PostRequestHandlerExecute
After request sent to handler

ReleaseRequestState
To store session state

UpdateRequestCache
To update response cache

EndRequest
After processing ends

PreSendRequestHeaders
Before buffered response headers sent

PreSendRequestContent
Before buffered response body sent


In addition to the above methods, we can also respond to the methods in the global.asax file for the HttpApplication object. These events include the session start and end events, as well as the start and end events for the application.

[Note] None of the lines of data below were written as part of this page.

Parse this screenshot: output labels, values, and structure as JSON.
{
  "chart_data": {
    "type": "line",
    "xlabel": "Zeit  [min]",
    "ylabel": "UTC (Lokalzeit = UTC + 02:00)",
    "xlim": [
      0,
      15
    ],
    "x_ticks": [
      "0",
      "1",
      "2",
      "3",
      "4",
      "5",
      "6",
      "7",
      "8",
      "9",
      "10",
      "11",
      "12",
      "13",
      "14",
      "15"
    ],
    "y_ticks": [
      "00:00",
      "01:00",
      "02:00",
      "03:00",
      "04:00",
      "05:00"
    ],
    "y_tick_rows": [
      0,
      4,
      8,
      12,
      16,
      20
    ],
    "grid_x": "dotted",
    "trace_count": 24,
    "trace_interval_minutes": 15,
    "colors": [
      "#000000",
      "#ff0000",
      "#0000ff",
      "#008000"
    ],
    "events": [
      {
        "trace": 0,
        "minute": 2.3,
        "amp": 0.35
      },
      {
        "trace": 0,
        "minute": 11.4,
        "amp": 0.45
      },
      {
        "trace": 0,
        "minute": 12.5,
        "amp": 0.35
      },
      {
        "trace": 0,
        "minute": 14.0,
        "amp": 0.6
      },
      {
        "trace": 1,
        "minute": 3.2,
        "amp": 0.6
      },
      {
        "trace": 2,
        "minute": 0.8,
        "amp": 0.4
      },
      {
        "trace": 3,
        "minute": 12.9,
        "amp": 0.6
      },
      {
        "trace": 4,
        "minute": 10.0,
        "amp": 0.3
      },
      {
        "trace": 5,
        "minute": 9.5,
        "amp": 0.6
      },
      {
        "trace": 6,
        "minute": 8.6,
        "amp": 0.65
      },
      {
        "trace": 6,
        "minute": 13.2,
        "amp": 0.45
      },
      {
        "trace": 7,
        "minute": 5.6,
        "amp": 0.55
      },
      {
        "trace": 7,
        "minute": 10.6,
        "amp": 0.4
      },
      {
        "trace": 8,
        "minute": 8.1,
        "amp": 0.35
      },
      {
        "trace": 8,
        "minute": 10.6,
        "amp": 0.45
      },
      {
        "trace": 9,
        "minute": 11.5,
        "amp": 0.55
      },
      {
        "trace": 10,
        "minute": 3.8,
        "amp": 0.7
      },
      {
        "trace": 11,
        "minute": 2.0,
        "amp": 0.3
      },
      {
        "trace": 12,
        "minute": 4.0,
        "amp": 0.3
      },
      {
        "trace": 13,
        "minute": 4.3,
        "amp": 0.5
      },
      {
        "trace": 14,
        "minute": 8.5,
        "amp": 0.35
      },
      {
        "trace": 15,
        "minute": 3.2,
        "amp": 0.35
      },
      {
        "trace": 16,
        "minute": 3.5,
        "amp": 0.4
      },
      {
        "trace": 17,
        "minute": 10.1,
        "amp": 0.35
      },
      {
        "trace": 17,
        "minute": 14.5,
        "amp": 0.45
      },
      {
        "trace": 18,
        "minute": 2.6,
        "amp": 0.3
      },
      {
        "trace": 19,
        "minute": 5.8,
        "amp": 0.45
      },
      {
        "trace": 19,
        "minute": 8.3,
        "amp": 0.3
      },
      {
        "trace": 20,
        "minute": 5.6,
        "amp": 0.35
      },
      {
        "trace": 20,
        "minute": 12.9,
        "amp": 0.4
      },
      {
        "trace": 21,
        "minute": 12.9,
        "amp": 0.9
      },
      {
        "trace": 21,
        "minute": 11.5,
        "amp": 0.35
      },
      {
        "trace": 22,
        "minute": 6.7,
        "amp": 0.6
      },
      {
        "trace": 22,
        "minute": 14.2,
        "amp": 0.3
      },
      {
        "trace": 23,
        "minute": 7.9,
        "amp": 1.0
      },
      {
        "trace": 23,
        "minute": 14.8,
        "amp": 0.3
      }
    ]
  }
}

Let's create a simple HTTP module and hook it up to the pipeline. In the following example, the SampleModule class implements the IHttpModule interface. When the Init method is called by the runtime, the module "hooks up" to the events of the HttpApplication object. In this example, we have registered for the application's BeginRequest event as well as its EndRequest event. In our implementation of these methods, we simply record the time the request was sent in, and then we record the difference between times when the request is finished. In order to send the output to the response stream in some fashion, we add the result to the header of the HTTP response.

using System;
using System.Web;
namespace MikeModules
{
public class SampleModule : IHttpModule
{
DateTime beginrequest;
public void Init(HttpApplication app)
{
// register for events created by the pipeline
app.BeginRequest += new EventHandler(this.OnBeginRequest);
pp.EndRequest +=
new EventHandler(this.OnEndRequest);
}
public void Dispose() {}
public void OnBeginRequest(object o, EventArgs args)
{
// obtain the time of the current request
beginrequest = DateTime.Now;
}
public void OnEndRequest(object o, EventArgs args)
{
// get the time elapsed for the request
TimeSpan elapsedtime = DateTime.Now - beginrequest;
// get access to application object and the context object
HttpApplication app =(HttpApplication) o;
HttpContext ctx = app.Context;
// add header to HTTP response
ctx.Response.AppendHeader("ElapsedTime", elapsedtime.ToString());
}
}
}

Similar to ASP.NET HTTP Handlers, we need to notify the ASP.NET runtime that we wish to hook up our module to the pipeline. Once the module has been built and deployed to the application's bin directory or the machine's GAC, it must be registered in either the web.config file or the machine.config file. The following code adds a module to the

IIS metabase:

<httpModules>
<add type="classname, assemblyname" name="modulename"/>
<httpModules> 

In order to add our module, we must implement the following code in the web.config file:

<configuration>
<system.web>
<httpModules>
<add name="TimeElapsedModule" type="SampleModules.SampleModule,SampleModules "/>
</httpModules>
</system.web>
</configuration>

In this example, the Web.config file tells the pipeline to attach an instance of the SampleModules.SimpleModule class to every HttpApplication object instantiated to service requests that target this application.

One of the most common operations when intercepting an HTTP request is to terminate the request. This is very common in custom authentication modules added to ASP.NET. In this case, the HttpApplication class has a method called CompleteRequest that is called for finishing the request. Calling CompleteRequest with the appropriate status codes can terminate the request.

ASP.NET HTTP Modules can be used to further extend the HTTP pipeline. Many of the services provided by the runtime are indeed implemented as HTTP modules. Common uses for creating custom modules include custom authentication and authorization schemes, in addition to any other filtering services that your application needs.